Une étude scientifique publiée dans la revue Sleep en 2008 a analysé les études sur le rôle du sommeil et des rythmes circadiens dans les catastrophes médicales et les erreurs humaines. Le rapport confirme que les effets de la privation de sommeil sont cumulatifs et que le risque de commettre une erreur due à une somnolence soudaine et intense augmente progressivement avec la perte de sommeil continue. Il souligne également une capacité fonctionnelle réduite à certaines heures de la matinée (entre 1h00 et 7h00, la période entre 1h00 et 4h00 étant particulièrement critique).

Maladies de longue durée

Au-delà de ses effets à court terme, le manque de sommeil affecte la santé à long terme. « C’est une erreur, car si cette pratique persiste, elle favorise l’apparition et le développement de maladies graves », estime Egea. « Il est irresponsable qu’une Première ministre promeuve cela, car elle donne l’exemple et peut inciter de nombreuses personnes, en particulier dans son pays, à essayer de l’imiter. Cela causera des dommages à la santé, tant physique que mentale, qui seront irréparables », ajoute Juan Antonio Madrid.

Les preuves scientifiques le confirment. Ces dernières années, diverses études ont associé un sommeil insuffisant à une incidence accrue des facteurs de risque de maladies cardiovasculaires, au développement de troubles métaboliques (obésité, diabète), de maladies neurodégénératives, de troubles anxieux et dépressifs, et même à un risque plus élevé de certains cancers (prostate, sein, côlon). Seuls les individus dits « dormeurs courts », un petit pourcentage de la population (environ 5 %), disposent d’une prédisposition génétique qui les protège des conséquences d’un sommeil réduit.

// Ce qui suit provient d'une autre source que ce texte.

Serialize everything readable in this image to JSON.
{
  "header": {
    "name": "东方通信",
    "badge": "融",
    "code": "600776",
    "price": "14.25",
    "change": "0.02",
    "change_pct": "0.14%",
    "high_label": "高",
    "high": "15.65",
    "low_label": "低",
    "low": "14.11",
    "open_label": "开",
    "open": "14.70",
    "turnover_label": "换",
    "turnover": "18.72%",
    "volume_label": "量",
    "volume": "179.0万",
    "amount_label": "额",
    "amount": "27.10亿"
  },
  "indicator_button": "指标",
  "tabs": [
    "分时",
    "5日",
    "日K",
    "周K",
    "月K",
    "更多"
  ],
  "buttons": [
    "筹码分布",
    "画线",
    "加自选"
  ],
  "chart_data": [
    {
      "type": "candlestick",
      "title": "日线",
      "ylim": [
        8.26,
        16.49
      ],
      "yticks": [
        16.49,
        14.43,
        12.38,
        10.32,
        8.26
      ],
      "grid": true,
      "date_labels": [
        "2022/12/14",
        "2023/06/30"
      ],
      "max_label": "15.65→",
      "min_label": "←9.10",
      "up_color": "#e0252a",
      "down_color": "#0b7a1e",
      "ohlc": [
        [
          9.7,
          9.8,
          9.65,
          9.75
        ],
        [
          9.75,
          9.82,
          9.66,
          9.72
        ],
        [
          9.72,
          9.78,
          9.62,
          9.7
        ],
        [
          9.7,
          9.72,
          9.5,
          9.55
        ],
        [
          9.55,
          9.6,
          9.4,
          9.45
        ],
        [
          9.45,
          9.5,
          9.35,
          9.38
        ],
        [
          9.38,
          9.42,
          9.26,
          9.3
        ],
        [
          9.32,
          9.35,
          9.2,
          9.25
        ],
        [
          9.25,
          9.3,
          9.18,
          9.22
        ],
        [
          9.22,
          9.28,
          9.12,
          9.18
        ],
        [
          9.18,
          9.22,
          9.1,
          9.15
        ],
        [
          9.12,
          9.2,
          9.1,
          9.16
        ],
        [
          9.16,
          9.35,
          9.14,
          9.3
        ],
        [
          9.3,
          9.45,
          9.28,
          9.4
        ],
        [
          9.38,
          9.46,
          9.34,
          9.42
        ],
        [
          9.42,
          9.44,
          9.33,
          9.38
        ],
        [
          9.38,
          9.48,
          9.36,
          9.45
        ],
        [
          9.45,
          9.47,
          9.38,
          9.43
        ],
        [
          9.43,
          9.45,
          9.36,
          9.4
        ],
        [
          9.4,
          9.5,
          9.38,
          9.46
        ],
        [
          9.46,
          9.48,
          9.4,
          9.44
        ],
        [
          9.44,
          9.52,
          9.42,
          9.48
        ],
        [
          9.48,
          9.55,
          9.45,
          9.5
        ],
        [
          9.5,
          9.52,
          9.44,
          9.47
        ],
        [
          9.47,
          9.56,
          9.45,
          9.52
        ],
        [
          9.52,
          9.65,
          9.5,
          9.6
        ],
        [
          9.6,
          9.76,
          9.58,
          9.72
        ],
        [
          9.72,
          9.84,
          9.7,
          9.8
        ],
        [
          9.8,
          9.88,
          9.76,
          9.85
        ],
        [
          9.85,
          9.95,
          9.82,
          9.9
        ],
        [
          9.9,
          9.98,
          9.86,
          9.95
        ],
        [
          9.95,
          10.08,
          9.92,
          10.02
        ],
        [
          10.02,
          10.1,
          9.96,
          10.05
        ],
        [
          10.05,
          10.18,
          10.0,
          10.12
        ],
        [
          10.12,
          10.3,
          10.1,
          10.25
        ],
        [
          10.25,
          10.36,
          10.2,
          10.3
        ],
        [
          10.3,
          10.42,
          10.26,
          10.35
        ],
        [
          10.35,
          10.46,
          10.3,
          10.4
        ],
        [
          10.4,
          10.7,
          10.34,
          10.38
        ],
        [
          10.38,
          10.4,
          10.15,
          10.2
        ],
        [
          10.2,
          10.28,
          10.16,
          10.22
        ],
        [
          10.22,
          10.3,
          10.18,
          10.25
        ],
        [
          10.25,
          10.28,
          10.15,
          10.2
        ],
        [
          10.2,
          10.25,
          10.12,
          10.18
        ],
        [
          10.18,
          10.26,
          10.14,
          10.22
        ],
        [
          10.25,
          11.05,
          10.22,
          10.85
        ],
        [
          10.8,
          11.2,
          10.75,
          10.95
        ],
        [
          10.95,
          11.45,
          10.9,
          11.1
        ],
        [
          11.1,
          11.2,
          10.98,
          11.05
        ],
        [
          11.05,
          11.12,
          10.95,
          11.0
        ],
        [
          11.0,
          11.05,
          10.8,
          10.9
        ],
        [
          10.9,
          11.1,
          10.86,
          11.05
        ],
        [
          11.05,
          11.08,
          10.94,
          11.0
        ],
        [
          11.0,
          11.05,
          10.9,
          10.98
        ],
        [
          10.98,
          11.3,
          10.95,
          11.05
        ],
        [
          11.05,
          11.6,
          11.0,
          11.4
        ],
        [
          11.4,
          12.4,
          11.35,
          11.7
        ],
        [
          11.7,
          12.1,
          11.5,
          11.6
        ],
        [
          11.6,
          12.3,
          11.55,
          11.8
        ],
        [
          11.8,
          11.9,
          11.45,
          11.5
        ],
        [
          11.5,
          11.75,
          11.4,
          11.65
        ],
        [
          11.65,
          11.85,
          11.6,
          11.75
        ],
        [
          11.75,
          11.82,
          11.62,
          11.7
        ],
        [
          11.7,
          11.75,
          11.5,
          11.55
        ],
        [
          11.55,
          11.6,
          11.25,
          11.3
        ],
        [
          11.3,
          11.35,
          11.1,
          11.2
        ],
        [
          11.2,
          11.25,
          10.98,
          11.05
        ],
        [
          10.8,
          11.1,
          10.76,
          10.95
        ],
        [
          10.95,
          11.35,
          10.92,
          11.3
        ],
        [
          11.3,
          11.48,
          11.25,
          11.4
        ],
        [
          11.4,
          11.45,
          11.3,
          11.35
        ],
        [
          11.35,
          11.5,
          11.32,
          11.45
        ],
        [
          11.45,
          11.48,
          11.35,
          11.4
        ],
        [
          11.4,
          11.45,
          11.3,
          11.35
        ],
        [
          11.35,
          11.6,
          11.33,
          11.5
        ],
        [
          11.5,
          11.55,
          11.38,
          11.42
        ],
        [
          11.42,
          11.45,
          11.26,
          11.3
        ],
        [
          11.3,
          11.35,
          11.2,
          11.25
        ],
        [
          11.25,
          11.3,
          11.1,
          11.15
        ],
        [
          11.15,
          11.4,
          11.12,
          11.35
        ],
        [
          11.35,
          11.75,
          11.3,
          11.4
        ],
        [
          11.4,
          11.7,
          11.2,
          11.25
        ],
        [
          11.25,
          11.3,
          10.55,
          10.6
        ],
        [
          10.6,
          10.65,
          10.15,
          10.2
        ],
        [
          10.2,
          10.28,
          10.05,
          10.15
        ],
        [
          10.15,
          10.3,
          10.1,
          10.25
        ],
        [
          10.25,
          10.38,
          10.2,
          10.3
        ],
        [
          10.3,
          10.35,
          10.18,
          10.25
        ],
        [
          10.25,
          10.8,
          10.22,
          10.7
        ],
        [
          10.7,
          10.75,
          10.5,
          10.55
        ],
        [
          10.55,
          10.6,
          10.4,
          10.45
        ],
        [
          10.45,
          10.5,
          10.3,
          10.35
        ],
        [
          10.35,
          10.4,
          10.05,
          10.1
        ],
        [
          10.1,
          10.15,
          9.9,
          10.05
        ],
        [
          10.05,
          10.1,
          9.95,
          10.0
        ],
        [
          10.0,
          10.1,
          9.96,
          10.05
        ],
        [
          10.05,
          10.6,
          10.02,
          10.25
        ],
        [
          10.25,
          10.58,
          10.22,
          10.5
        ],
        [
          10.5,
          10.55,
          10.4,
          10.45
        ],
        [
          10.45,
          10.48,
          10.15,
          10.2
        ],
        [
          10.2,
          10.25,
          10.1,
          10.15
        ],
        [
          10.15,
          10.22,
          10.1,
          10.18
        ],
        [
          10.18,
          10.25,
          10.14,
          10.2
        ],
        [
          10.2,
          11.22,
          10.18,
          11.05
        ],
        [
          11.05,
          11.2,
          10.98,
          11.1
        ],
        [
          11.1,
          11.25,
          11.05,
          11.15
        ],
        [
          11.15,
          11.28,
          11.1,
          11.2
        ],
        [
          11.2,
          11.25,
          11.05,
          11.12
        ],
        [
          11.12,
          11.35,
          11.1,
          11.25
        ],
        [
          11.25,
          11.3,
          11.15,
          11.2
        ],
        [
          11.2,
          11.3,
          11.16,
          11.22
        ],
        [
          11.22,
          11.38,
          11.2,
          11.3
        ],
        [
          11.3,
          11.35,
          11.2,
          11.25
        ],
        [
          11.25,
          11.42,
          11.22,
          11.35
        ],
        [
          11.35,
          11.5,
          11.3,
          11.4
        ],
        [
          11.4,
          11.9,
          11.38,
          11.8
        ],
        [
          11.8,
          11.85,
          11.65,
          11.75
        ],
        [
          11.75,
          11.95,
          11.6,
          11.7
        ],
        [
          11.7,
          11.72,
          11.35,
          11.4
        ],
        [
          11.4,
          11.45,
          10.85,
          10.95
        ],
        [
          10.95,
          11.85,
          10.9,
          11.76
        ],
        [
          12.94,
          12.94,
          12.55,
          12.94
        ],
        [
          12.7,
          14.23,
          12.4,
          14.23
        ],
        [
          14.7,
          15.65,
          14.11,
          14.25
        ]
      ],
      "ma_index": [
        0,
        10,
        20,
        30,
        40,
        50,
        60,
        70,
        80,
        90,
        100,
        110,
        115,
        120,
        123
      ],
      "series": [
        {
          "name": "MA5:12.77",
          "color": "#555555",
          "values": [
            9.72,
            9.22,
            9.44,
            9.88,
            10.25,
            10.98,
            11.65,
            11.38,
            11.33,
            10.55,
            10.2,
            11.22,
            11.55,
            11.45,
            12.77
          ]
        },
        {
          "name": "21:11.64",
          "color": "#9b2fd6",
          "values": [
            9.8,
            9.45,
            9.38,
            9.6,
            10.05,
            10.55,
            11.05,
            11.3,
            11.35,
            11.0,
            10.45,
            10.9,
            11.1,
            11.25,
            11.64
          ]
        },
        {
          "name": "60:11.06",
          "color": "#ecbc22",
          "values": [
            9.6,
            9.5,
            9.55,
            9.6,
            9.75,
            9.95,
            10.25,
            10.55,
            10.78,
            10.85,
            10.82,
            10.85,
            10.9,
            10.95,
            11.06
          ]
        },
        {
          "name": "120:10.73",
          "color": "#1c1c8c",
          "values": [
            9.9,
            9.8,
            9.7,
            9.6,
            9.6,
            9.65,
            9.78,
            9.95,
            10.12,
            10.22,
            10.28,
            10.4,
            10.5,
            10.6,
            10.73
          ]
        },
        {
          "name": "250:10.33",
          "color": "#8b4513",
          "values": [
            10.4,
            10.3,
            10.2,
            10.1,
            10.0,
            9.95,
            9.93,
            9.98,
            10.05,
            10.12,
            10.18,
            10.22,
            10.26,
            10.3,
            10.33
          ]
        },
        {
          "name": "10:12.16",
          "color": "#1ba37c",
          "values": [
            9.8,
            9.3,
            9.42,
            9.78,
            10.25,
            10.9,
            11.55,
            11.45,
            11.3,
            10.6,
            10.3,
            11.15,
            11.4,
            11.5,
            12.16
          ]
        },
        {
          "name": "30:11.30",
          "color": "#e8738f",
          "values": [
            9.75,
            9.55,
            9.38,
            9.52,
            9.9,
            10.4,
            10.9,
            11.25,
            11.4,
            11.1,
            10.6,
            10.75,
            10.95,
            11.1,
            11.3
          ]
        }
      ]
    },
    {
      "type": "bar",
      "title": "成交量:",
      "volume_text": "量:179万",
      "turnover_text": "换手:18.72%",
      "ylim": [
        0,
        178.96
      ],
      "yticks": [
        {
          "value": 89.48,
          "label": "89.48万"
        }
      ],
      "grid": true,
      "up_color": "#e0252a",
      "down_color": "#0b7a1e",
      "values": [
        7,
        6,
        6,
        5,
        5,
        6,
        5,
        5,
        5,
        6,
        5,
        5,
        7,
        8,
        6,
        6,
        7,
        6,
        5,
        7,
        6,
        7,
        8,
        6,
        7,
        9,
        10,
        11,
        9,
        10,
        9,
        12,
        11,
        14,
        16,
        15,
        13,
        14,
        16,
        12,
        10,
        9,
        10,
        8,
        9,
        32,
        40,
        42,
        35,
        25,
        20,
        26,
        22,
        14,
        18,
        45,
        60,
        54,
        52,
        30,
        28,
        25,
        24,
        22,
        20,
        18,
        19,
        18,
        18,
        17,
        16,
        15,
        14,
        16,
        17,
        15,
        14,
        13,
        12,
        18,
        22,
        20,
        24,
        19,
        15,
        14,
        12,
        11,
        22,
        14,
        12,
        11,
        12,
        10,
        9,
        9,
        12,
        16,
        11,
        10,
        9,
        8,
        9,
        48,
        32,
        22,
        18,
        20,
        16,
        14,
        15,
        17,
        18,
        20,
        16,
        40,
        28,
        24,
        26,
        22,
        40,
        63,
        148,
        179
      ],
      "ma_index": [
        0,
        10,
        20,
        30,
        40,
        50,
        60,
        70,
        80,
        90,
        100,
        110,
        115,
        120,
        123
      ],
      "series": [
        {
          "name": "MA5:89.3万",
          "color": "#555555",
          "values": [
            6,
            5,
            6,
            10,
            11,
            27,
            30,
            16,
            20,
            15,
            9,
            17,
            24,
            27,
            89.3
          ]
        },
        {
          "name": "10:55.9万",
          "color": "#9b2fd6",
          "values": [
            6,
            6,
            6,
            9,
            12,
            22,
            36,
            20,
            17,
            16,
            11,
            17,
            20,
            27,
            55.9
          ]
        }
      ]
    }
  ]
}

Juan Antonio Madrid estime cependant que « heureusement », l’idée selon laquelle il est essentiel de satisfaire aux besoins minimaux de sommeil (environ sept heures par nuit) pour améliorer ses performances prend de plus en plus d’importance, y compris chez les personnalités publiques influentes. « De grands athlètes, comme Rafael Nadal et Carlos Alcaraz, ont souligné l’importance du sommeil. Jeff Bezos, fondateur d’Amazon, affirme que le sommeil est l’un des piliers fondamentaux de sa productivité. Et même Elon Musk a reconnu avoir eu des problèmes de santé dus à la réduction de son temps de sommeil et s’efforce désormais de dormir au moins six heures par nuit », illustre l’auteur de Le Rêve Sapiens : comment dormir et rêver nous ont rendus humains.